Künstlerin über Istanbul-Konvention: „Der Machismo war schon immer da“
Die türkische Künstlerin Hale Tenger spricht über den Austritt der Türkei aus der Istanbul-Konvention und die Freiheit der Kunst am Bosporus.
taz am wochenende: Hale Tenger, am 20. März zog Präsident Recep Tayyip Erdoğan die Türkei aus der Istanbul-Konvention zurück. Heftige Proteste waren die Folge. Die Rechte von Frauen in dem muslimischen Land sind aber nicht der einzige Streitpunkt am Bosporus. Angesichts sinkender Umfragewerte macht Erdogan Jagd auf die Opposition. Wie haben sie reagiert, als Erdoğan entschied, aus der Istanbul-Konvention auszutreten?
Hale Tenger: Ich war so wütend und frustriert. Frustration als Folge seiner Politik ist nichts Neues, aber so, wie seine undemokratischen Züge eskalieren, wird man jedes Mal, wenn etwas Neues passiert, sofort in Alarmbereitschaft versetzt. Vielleicht ist das Einzige, was in der Türkei seit 19 Jahren so konsequent ist, Erdoğans Art der inkonsistenten Regierungsführung. Seit Jahren hat er nichts unterlassen, seinen Selbstwiderspruch in den Fragen von Demokratie, der Menschenrechte und der Gerechtigkeit zu demonstrieren.

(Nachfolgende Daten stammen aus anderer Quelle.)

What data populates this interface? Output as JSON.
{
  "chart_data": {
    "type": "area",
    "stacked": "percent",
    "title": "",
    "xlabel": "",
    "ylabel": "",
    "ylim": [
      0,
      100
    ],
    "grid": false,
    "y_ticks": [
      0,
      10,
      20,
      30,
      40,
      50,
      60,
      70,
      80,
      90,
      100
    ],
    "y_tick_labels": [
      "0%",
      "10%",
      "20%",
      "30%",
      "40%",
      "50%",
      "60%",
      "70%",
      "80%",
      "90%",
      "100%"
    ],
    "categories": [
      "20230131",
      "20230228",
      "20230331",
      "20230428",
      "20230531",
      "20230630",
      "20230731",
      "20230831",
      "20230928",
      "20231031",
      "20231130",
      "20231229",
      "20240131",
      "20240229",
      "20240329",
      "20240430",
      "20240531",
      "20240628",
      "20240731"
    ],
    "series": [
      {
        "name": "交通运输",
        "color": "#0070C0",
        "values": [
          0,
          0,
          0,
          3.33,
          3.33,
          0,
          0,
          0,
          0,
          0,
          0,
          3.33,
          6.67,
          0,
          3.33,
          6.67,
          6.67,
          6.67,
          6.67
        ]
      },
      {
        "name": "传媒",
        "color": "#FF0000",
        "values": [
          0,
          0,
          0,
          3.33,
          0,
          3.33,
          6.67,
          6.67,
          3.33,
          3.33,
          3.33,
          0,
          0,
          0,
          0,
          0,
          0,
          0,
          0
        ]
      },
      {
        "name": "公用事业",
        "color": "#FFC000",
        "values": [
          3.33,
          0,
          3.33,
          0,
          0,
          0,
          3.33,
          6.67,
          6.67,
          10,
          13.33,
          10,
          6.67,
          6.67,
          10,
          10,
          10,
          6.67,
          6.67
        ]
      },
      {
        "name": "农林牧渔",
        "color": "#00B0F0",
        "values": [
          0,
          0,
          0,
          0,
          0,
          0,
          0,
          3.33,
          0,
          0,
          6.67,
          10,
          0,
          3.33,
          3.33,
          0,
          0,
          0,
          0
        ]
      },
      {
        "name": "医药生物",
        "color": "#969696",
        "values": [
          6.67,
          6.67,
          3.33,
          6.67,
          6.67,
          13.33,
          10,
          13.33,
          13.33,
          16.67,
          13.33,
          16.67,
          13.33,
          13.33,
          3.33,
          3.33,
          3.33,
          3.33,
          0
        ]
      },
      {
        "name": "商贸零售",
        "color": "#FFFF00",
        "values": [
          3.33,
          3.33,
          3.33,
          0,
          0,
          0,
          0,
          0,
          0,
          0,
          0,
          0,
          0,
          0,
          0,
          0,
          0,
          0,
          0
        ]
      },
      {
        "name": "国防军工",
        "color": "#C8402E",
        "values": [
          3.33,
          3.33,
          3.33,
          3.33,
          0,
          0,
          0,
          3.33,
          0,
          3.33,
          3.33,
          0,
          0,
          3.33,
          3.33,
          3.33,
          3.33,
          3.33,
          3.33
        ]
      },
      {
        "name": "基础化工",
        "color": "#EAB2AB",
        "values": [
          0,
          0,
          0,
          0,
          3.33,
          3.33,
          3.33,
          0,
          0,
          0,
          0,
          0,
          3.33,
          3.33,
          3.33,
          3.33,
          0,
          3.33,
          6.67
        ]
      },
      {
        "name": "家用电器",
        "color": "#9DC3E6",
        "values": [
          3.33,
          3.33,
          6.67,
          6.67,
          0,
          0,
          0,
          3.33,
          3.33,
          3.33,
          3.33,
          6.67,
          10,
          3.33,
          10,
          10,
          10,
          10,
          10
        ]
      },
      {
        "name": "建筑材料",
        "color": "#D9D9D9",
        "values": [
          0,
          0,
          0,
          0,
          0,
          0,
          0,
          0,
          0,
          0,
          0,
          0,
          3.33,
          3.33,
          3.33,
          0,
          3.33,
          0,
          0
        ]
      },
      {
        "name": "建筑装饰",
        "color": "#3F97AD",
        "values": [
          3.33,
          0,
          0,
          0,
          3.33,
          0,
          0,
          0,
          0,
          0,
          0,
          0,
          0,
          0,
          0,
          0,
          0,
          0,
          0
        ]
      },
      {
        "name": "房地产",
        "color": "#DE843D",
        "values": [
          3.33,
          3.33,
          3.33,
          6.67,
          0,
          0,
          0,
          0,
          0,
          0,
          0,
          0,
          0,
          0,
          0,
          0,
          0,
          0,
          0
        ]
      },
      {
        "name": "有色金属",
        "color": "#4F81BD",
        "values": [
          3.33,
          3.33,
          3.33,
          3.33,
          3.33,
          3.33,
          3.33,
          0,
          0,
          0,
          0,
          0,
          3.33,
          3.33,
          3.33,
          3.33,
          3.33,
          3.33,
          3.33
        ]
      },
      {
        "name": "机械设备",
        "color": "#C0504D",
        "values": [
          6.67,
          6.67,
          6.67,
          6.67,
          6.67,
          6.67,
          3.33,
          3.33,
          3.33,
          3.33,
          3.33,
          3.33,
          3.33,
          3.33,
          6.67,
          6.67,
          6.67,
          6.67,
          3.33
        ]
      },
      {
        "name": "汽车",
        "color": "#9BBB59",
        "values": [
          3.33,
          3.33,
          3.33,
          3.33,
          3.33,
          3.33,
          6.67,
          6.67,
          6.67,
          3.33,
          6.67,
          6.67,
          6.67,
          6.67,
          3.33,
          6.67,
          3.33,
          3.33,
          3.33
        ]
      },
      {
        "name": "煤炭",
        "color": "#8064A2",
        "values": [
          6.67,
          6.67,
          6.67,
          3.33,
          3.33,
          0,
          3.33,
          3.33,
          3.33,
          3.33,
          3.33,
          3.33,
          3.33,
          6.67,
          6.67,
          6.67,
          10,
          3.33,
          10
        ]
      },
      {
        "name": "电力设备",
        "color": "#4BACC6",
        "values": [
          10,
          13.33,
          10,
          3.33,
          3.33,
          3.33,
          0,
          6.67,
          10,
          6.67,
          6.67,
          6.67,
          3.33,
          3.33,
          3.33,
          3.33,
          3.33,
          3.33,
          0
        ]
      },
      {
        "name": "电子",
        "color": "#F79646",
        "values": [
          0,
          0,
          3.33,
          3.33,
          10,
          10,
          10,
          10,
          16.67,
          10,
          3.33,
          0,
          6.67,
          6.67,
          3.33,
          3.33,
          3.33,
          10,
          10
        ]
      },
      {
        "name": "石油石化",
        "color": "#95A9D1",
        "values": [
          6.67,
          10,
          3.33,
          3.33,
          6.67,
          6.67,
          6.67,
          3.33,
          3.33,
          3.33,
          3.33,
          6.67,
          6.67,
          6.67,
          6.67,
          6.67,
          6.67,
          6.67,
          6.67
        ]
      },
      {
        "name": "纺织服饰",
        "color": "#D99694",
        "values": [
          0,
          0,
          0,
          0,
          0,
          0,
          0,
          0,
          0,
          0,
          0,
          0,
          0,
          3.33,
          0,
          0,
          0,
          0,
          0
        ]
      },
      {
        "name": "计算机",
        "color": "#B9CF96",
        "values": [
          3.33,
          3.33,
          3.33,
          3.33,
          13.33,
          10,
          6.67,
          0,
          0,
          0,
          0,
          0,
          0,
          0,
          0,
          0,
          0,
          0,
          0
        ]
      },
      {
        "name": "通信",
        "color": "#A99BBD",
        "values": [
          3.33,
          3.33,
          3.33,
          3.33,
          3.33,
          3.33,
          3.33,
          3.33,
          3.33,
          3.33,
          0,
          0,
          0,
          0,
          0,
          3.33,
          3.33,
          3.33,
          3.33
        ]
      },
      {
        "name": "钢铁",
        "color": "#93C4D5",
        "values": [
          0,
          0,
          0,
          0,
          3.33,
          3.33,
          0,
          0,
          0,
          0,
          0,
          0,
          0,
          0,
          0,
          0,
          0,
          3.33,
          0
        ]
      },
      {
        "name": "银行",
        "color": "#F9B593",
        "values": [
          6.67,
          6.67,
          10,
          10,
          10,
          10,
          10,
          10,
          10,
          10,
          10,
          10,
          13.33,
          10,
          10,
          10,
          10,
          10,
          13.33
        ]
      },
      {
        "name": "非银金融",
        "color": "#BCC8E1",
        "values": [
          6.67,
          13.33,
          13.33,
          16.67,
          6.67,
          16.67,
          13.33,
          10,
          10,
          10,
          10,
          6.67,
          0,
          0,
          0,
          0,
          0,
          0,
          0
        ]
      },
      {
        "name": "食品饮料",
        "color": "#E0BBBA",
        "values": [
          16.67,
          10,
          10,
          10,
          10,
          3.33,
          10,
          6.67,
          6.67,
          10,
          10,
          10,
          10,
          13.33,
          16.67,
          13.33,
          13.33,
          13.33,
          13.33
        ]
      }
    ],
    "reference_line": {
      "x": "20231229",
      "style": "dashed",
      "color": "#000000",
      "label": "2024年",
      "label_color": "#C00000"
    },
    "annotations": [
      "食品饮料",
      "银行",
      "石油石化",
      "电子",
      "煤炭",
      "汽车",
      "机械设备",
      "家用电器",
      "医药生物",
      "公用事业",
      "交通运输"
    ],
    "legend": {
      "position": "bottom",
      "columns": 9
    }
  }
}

„Ich habe solche Freunde“ hieß eine Ihrer Arbeiten aus dem Jahr 1992. Mit einer türkischen Nationalflagge, zusammengesetzt aus Hunderten Bronzefiguren mit erigiertem Penis, spießten sie den Machismo der kemalistischen Republik auf. Regrediert die Türkei nun in ein muslimisches Patriarchat?
Die Türkei taumelte fast immer unter dem Gewicht der Mitte-rechts-Politik und der von Männern dominierten Kultur. Das Installationsstück, das Sie erwähnen, bezog sich auf die brutalen Ungerechtigkeiten, vor allem gegen die kurdische Bevölkerung im Südosten der Türkei in diesen Jahren. Der seit Anfang der 80er Jahre andauernde türkisch-kurdische Konflikt war in den 90er Jahren erneut dramatisch eskaliert, und dieser Teufelskreis wiederholte sich immer wieder.
Zwischen 2013 und 2015 gab es einen Zeitraum, in dem der sogenannte Lösungs- oder Friedensprozess stattfand, der jedoch abrupt unterbrochen wurde. Seitdem die kurdische Vertretung im Parlament gewachsen ist und von der Öffentlichkeit breiter unterstützt wird, wurden die alten antikurdischen Mechanismen wieder aktiviert. Der Machismo war schon immer hier, aber jetzt untergräbt die „Gesetzlosigkeit“ das, was wir haben noch weiter. Selbst das ohnehin nicht so faire demokratische System, das wir hatten, ist fast verloren. Ohne das wird es ein Chaos geben.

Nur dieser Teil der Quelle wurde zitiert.